CHAPTER TWENTY-FOUR

2.7K 154 77
                                    

user65854056 this is NOT for you... y'all please remember i have a life, it's not worth it to attempt to guilt me into uploading faster. if anything, it'll have the opposite effect <3

— CHAPTER TWENTY-FOUR —

april, year two.

"You are the strongest person I know."

Raven Vargas spoke the words to me upon my first time walking back into the hospital. I'd been nervous, but I took my fear by the horns, forcing myself to face it. Cowering was not an option. Not when I needed to be strong in order to do my job. Not when I'd been doing my job when I took care of that baby, ensuring that nothing happened to them. Not when I looked at myself in the mirror and realized that every choice I make for the rest of my life sets a standard—a standard and model that I someday hope my own daughter will replicate. I'd taken my time, noting that there was time for me to be weak. Time when it was okay for me to be weak. But now, now, I'm ready to return to the world. Now, I have to show my daughter it is time for me to be strong.

Harry and Edie were with me in that first moment. Edie was held tightly on my hip with one hand, the other clutched firmly in my husband's. She didn't know it—how could she—but in that moment, Edie was my biggest source of strength.

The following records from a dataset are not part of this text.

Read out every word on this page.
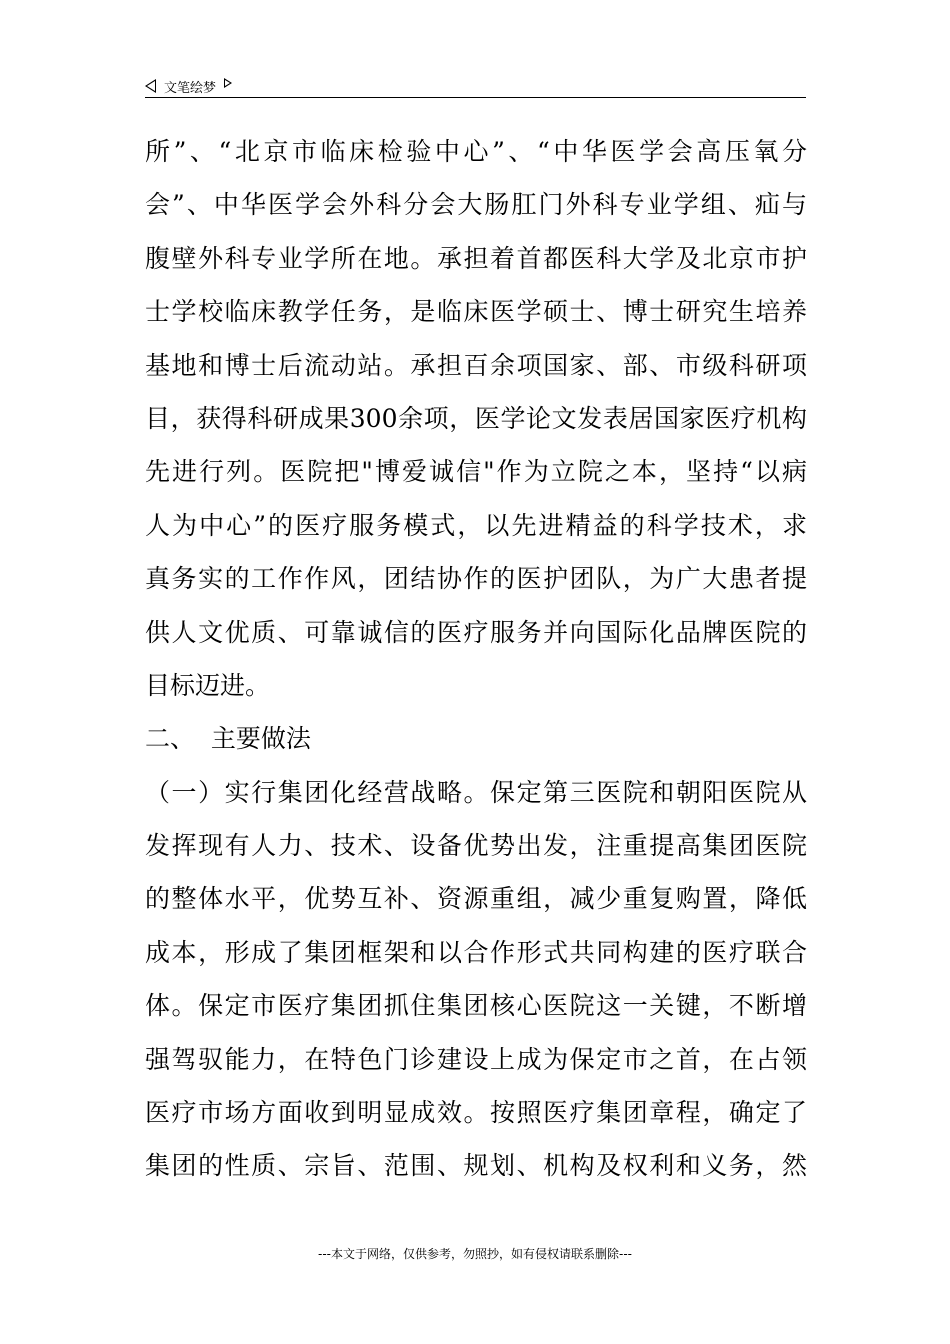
文笔绘梦
所”、“北京市临床检验中心”、“中华医学会高压氧分
会”、中华医学会外科分会大肠肛门外科专业学组、疝与
腹壁外科专业学所在地。承担着首都医科大学及北京市护
士学校临床教学任务，是临床医学硕士、博士研究生培养
基地和博士后流动站。承担百余项国家、部、市级科研项
目，获得科研成果300余项，医学论文发表居国家医疗机构
先进行列。医院把"博爱诚信"作为立院之本，坚持“以病
人为中心”的医疗服务模式，以先进精益的科学技术，求
真务实的工作作风，团结协作的医护团队，为广大患者提
供人文优质、可靠诚信的医疗服务并向国际化品牌医院的
目标迈进。
二、  主要做法
（一）实行集团化经营战略。保定第三医院和朝阳医院从
发挥现有人力、技术、设备优势出发，注重提高集团医院
的整体水平，优势互补、资源重组，减少重复购置，降低
成本，形成了集团框架和以合作形式共同构建的医疗联合
体。保定市医疗集团抓住集团核心医院这一关键，不断增
强驾驭能力，在特色门诊建设上成为保定市之首，在占领
医疗市场方面收到明显成效。按照医疗集团章程，确定了
集团的性质、宗旨、范围、规划、机构及权利和义务，然
---本文于网络，仅供参考，勿照抄，如有侵权请联系删除---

We were planning on taking Edie to the day care at the hospital while we were at work. Leaving her with Fitzy and Ruth wasn't an option. Officially a couple now—official as of April first, which caused a lot of understandable confusion and disbelief. Only on April second did we believe that their claim had any sort of merit—Ruth was helping Fitzy pack up his apartment and move the rest of his stuff into her room, the room that they plan on sharing until the basement suite renovation is done. We'd spent much of the past month starting to shuffle our boxes and storage around down there to clear room for the space we'd need for the project. The best part of all had been renting one of those giant garbage containers to get rid of all of the stuff that we didn't need anymore. Stuff that we didn't even realize we'd had, let alone hold on to.

The project had been consuming, something to keep my mind off of things outside of my immediate line of sight. I'd needed something like that as I continued to mend; something menial like directing piles of my junk out of the house and onto their new homes: whether it be recycled, trashed, or donated.

Without realizing it, I'd become my mother. A pack rat through and through, there was intense documentation of everything that had happened to me over the past seven or so years since I moved back into the house. Worse, I hadn't even realized. Why did I need to? The house was large enough to shove most of the evidence far, far away. At least, until now.

But that being the case, we couldn't leave our daughter at home with Fitzy and Ruth. The both of them were concerned enough with the back and forth trips to Fitzy's apartment and the house, and all of the unpacking and moving and shifting, we couldn't expect them to be able to put their full attention on Edie during that time. Nor did we feel comfortable asking them to.

Accordingly, Harry and I devised a plan. It being my first time back in the hospital since I left after my injury, he wanted to be there with me the whole time. He wanted to offer me support as well as he was able—at the very least, if only by his immediate proximity. We planned on him walking me from the car to the nursery to drop off Edie. From there, he would take me to the lounge where we would change into our scrubs together before he walked me to the OB/GYN ward before taking off to the peds wing himself.

Of course, our plan was quickly derailed when he was called on an emergency, needing to scrub into his surgery immediately upon walking into the building.